ACT of Connecticut brings the golden era back through its new musical, Sunset Boulevard

The time period from 1920-1960 is widely regarded as Hollywood's Golden Age. Filled with drama, decadence, and fabulousness from top to bottom, this time period stays true to its name. As ACT of Connecticut's producing director Erin Craig puts it, "The Motion Pictures of that time in Hollywood were big spectacles of costume and scenery and dance. It was such a vibrant time of bringing these great Hollywood movies and musicals to the world and they existed in such great capacity.”

The ACT Theater is cordially inviting us to live in that dominant era showcasing elegant outfits and sophisticated parties filled with champagne and big band music through its upcoming musical, Sunset Boulevard.

Sunset Boulevard is an infamous black and white film from the 1950s. Set in Hollywood, the main character, Norma Desmond, was the most famous silent movie star of her time who went from A-list celebrity to being unhireable, which sets her into a tailspin of depression and schizophrenia.

Artistic director Daniel Levine has dreamed about directing this play for several years. If you're familiar with his work, Levine is able to translate big musicals into unforgettable, theatrical experiences that feel more like films. "This is a story about faded stardom and aging in Hollywood and the human condition that begs the question, 'What will people do for their shot at stardom?'" he said. 

“It is catchy beyond belief,” Craig commented.

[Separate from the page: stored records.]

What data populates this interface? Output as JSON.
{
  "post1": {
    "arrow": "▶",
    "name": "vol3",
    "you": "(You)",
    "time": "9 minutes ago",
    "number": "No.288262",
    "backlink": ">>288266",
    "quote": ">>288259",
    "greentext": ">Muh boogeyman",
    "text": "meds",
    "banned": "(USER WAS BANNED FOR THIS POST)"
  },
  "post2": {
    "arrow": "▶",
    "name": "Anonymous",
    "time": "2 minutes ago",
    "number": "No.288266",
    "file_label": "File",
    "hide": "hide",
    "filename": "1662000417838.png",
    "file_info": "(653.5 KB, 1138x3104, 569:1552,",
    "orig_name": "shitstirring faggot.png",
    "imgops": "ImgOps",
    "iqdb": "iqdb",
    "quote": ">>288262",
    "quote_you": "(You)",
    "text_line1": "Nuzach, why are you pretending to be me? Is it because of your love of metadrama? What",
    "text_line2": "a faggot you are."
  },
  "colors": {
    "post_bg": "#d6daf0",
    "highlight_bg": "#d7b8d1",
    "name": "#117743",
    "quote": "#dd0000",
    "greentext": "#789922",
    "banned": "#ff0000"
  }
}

The musical weaves in themes of obsession, romance, and faded glory, showcasing newbies like struggling screenwriters trying to make it in Hollywood as well as the emotion and passion tied to a woman going on this inner turmoil of a journey during one of the most exciting times in Hollywood.

The show’s setting is split between the Hollywood lot and a mansion that Norma lives in. “We really bring the mansion to life through the scenery,” Craig says. "From costumes and wigs to makeup and design, we are really hitting that Hollywood Studios era."

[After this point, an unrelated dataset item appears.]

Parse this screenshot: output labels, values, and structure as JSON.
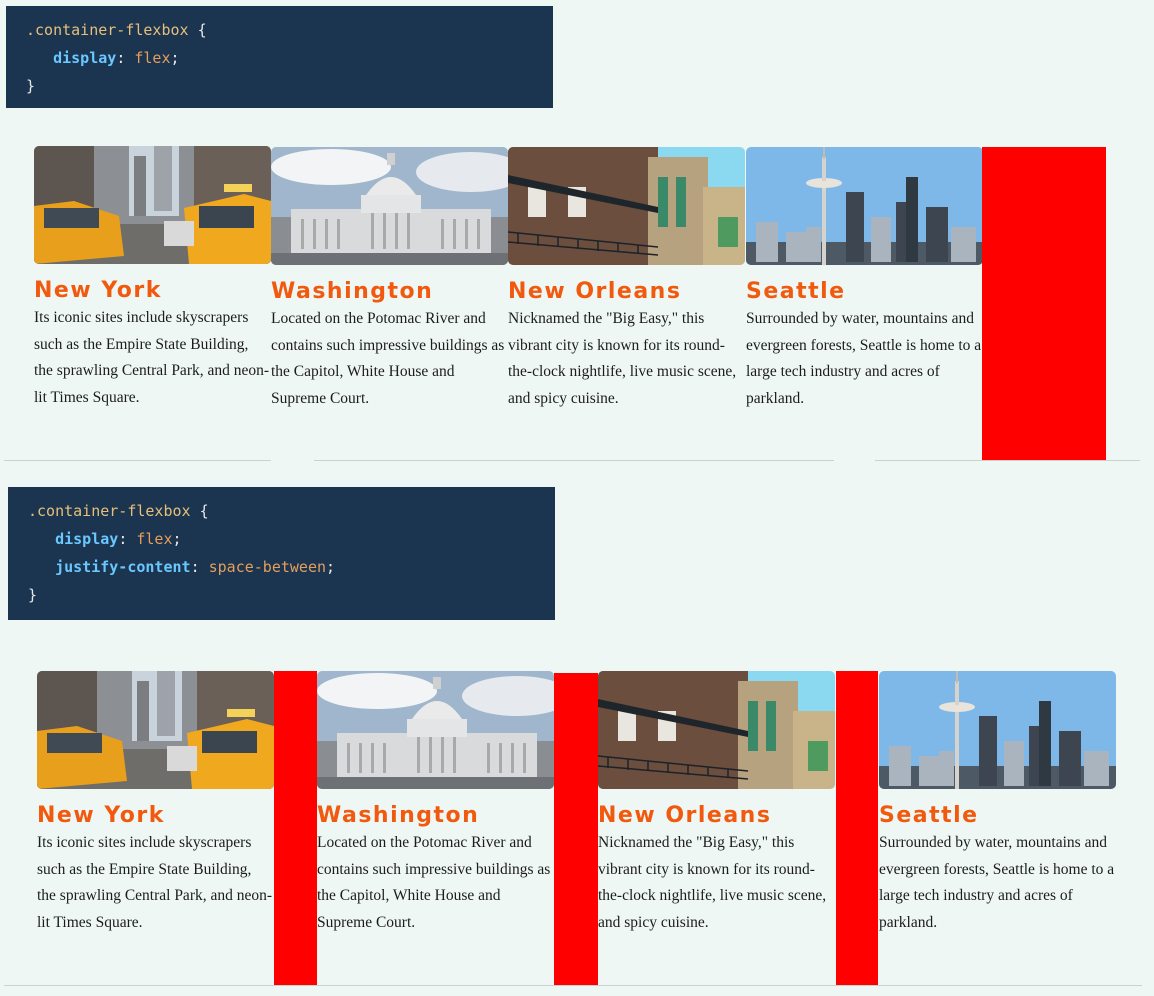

"I'm certain audiences will come away with this show as another Broadway-caliber production," Levine promises. "For those seeing this for the first time, I think they are going to be fascinated and blown away by this performance. It's a show that stays with people for a long time because the psychological twists and turns that occur take a minute to process."

The musical is being shown at ACT of Connecticut's Theatre from October 26 to November 19.